WRM: ¿Qué les diría a otras comunidades que quieran emprender una lucha para retomar su territorio? ¿Qué es importante tener en cuenta y qué sería mejor evitar?
 
Paulo: Además de la importancia de avanzar en una lucha respaldada, de presionar, como hicimos en nuestra autodemarcación, también es sumamente importante que se organicen. No conviene entrar en una lucha cuando se está desorganizado. Hay que organizarse. Si uno entra desorganizado no va a tener éxito en su lucha.
 
Otra cosa es que, si hay más de un grupo, comunidad o pueblo, que tengan un objetivo común. No basta querer entrar [en la lucha] con el objetivo de conquistar un territorio, entendiendo que es importante para su supervivencia, subsistencia y existencia, mientras que otros quieren entrar en la lucha por intereses individuales, buscando enriquecerse, que no son intereses que van a contribuir para el futuro, para los intereses colectivos de las comunidades.

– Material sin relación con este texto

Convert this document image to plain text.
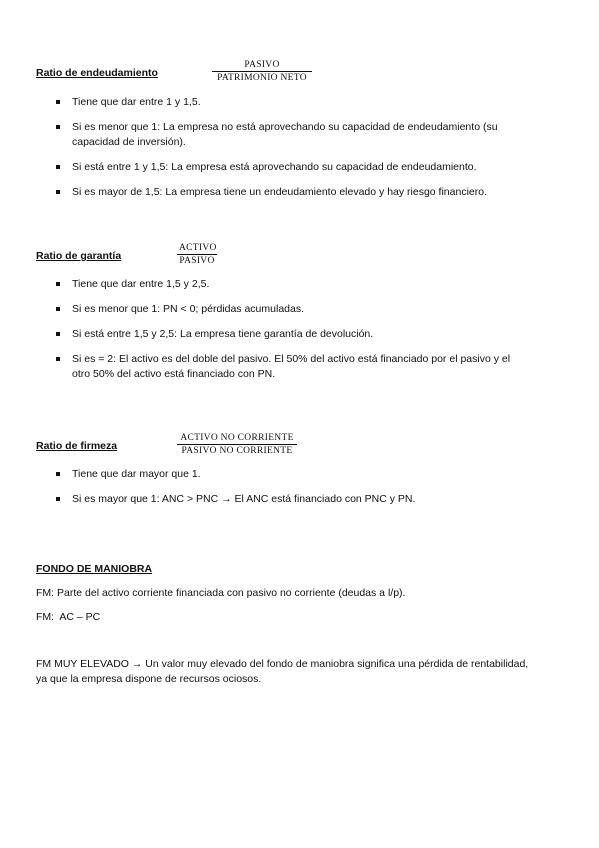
Ratio de endeudamiento
PASIVO
PATRIMONIO NETO
Tiene que dar entre 1 y 1,5.
Si es menor que 1: La empresa no está aprovechando su capacidad de endeudamiento (su capacidad de inversión).
Si está entre 1 y 1,5: La empresa está aprovechando su capacidad de endeudamiento.
Si es mayor de 1,5: La empresa tiene un endeudamiento elevado y hay riesgo financiero.
Ratio de garantía
ACTIVO
PASIVO
Tiene que dar entre 1,5 y 2,5.
Si es menor que 1: PN < 0; pérdidas acumuladas.
Si está entre 1,5 y 2,5: La empresa tiene garantía de devolución.
Si es = 2: El activo es del doble del pasivo. El 50% del activo está financiado por el pasivo y el otro 50% del activo está financiado con PN.
Ratio de firmeza
ACTIVO NO CORRIENTE
PASIVO NO CORRIENTE
Tiene que dar mayor que 1.
Si es mayor que 1: ANC > PNC → El ANC está financiado con PNC y PN.
FONDO DE MANIOBRA
FM: Parte del activo corriente financiada con pasivo no corriente (deudas a l/p).
FM:  AC – PC
FM MUY ELEVADO → Un valor muy elevado del fondo de maniobra significa una pérdida de rentabilidad, ya que la empresa dispone de recursos ociosos.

Porque sabemos que hay mucho de eso entre nosotros.
 
Por último, y no menos importante, hay que pensar en la estrategia. Hay que tener una estrategia de lucha. ¿Cómo vas a empezar una lucha sin tener una estrategia? Cuando empezamos la autodemarcación ya teníamos todo planificado, acordado, teníamos una estrategia.
 
Deusdeia: Creo que una de las primeras actitudes es la unidad, unión para mí es una cosa. Unidad es otra cosa, es algo que se mezcla y no se puede separar. Es pensar todos por igual, tener una estrategia, buscar apoyos que realmente ayuden a organizar la propia comunidad para reclamar su territorio. A través de la unión es que podemos organizarnos y también rescatar y fortalecer nuestra cultura, rescatamos mucho de nuestra cultura que se había perdido, como la artesanía, nuestras danzas y la lengua de la cual ya he hablado.
 
También hay que unirse con otras comunidades. Hoy, en todo Brasil, nos unimos para defender nuestro territorio, los pueblos indígenas, las comunidades quilombolas [comunidades rurales afrodescendientes], los ribereños, el MST [Movimiento de Trabajadores Rurales Sin Tierra], contra la discriminación y la persecución hacia nuestras comunidades. Tenemos que fortalecer nuestra identidad, como lo hace el MST en sus asentamientos. Ellos expresan su identidad desde sus cultivos que salen de sus huertos y llegan a los platos de la población, incluso de los gobernantes que hoy quieren quitarles el derecho a sobrevivir.
 
Así que hay que organizarse, hablar entre todos y tener una estrategia, tener cautela. Por ejemplo, no dejar que los que son de fuera entren en la comunidad y detengan a alguien, no, hay que saber con quién se va a hablar, también así nos organizamos. También en esto hay que tener una estrategia, hay que tener cautela. Pero con sabiduría, y con los conocimientos tradicionales de cada pueblo, se consigue que la lucha crezca aún más.
 
WRM: Si el gobierno de Bolsonaro llegara a imponer el "marco temporal" y eso pudiera implicar la pérdida de parte de su territorio, ¿los Tupinikim y los Guaraníes renunciarían a sus tierras?
 
Paulo: No vamos a renunciar a nuestras tierras, vamos a luchar, vamos a quedarnos hasta que se muera el último indígena, porque esta es nuestra tierra, nuestro territorio, y lo vamos a defender a toda costa, nadie se lo va a quitar.